I have already explained that a large part of being a writer involves looking up really stupid stuff on the internet. I seriously don’t know where Hemingway got his ideas since the world wide web didn’t exist when he was hammering away on the old Royal. That must have been some really awesome Cuban rum he was always drinking, although I’ll admit that with the right number of mojitos I can become wordily inspired, too.
So there I was, researching stuff online and one thing led to another which led to an asinine video which led me to have to Google “sexually transmitted rabies.” We don’t have Dish Network at my house, don’t take this from me.
And here’s what I found out. Yes, rabies can be sexually transmitted. Between two people, stupid, not by having sex with raccoons. But I also discovered a different article that says no, it cannot be transmitted sexually. (I did learn that it can be transmitted by donating your organs if you die from rabies, which sadly happens a lot more often than I want to think about.) Apparently, there hasn’t been any real consensus yet on getting rabies by doing the nasty, either with an infected human or an infected woodland creature. You have been warned.

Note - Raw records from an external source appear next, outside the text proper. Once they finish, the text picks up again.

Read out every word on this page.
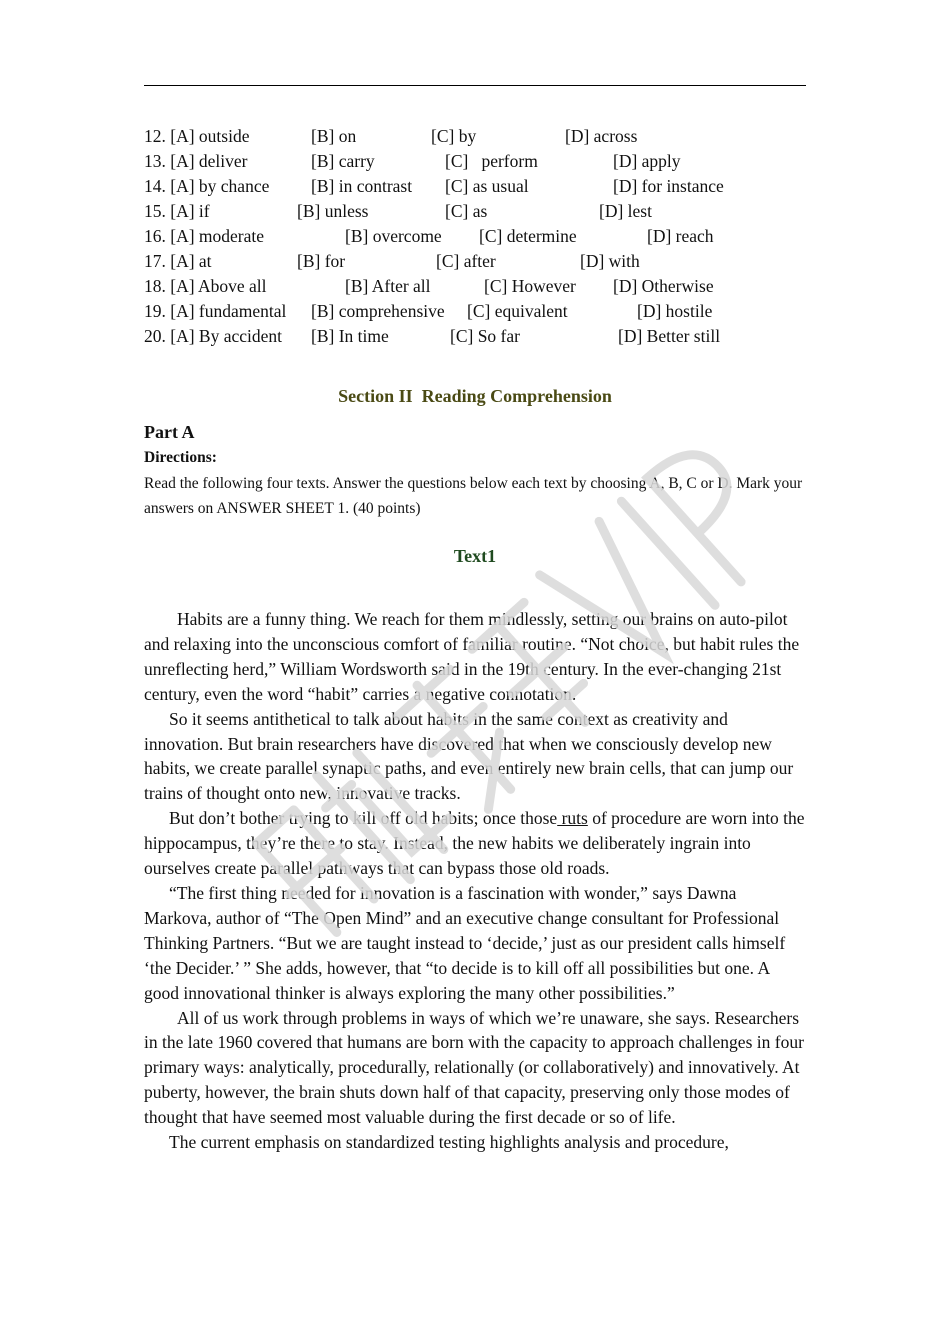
12. [A] outside	[B] on	[C] by	[D] across
13. [A] deliver	[B] carry	[C]   perform	[D] apply
14. [A] by chance [B] in contrast [C] as usual	[D] for instance
15. [A] if	[B] unless	[C] as	[D] lest
16. [A] moderate	[B] overcome [C] determine	[D] reach
17. [A] at	[B] for	[C] after	[D] with
18. [A] Above all	[B] After all	[C] However [D] Otherwise
19. [A] fundamental [B] comprehensive [C] equivalent	[D] hostile
20. [A] By accident [B] In time	[C] So far	[D] Better still
Section II  Reading Comprehension
Part A
Directions:
Read the following four texts. Answer the questions below each text by choosing A, B, C or D. Mark your answers on ANSWER SHEET 1. (40 points)
Text1

Habits are a funny thing. We reach for them mindlessly, setting our brains on auto-pilot and relaxing into the unconscious comfort of familiar routine. “Not choice, but habit rules the unreflecting herd,” William Wordsworth said in the 19th century. In the ever-changing 21st century, even the word “habit” carries a negative connotation.

So it seems antithetical to talk about habits in the same context as creativity and innovation. But brain researchers have discovered that when we consciously develop new habits, we create parallel synaptic paths, and even entirely new brain cells, that can jump our trains of thought onto new, innovative tracks.

But don’t bother trying to kill off old habits; once those ruts of procedure are worn into the hippocampus, they’re there to stay. Instead, the new habits we deliberately ingrain into ourselves create parallel pathways that can bypass those old roads.

“The first thing needed for innovation is a fascination with wonder,” says Dawna Markova, author of “The Open Mind” and an executive change consultant for Professional Thinking Partners. “But we are taught instead to ‘decide,’ just as our president calls himself ‘the Decider.’ ” She adds, however, that “to decide is to kill off all possibilities but one. A good innovational thinker is always exploring the many other possibilities.”

All of us work through problems in ways of which we’re unaware, she says. Researchers in the late 1960 covered that humans are born with the capacity to approach challenges in four primary ways: analytically, procedurally, relationally (or collaboratively) and innovatively. At puberty, however, the brain shuts down half of that capacity, preserving only those modes of thought that have seemed most valuable during the first decade or so of life.

The current emphasis on standardized testing highlights analysis and procedure,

All of that life altering confusion made me really sad because I tend to rely on the internet for a lot of drastically important information like how much money I have in the bank and how long it’s going to be until the delivery guy shows up with my pizza. I also rely on the internet to tell me which candidate is being the least stupid this week. And I can’t even find out if having sex with a redneck who was bitten by a contagious squirrel is going to kill me?
I was going to suggest for a second that someone should be policing the internet to make sure it isn’t lying to me, but then I remembered that Congress is trying to get all Nazi-Fahrenheit-451 and censor the internet. I won’t stand for that since there is no way a possibly-Republican government censored internet is going to let me Google the phrase “riding a unicycle naked” for my next book.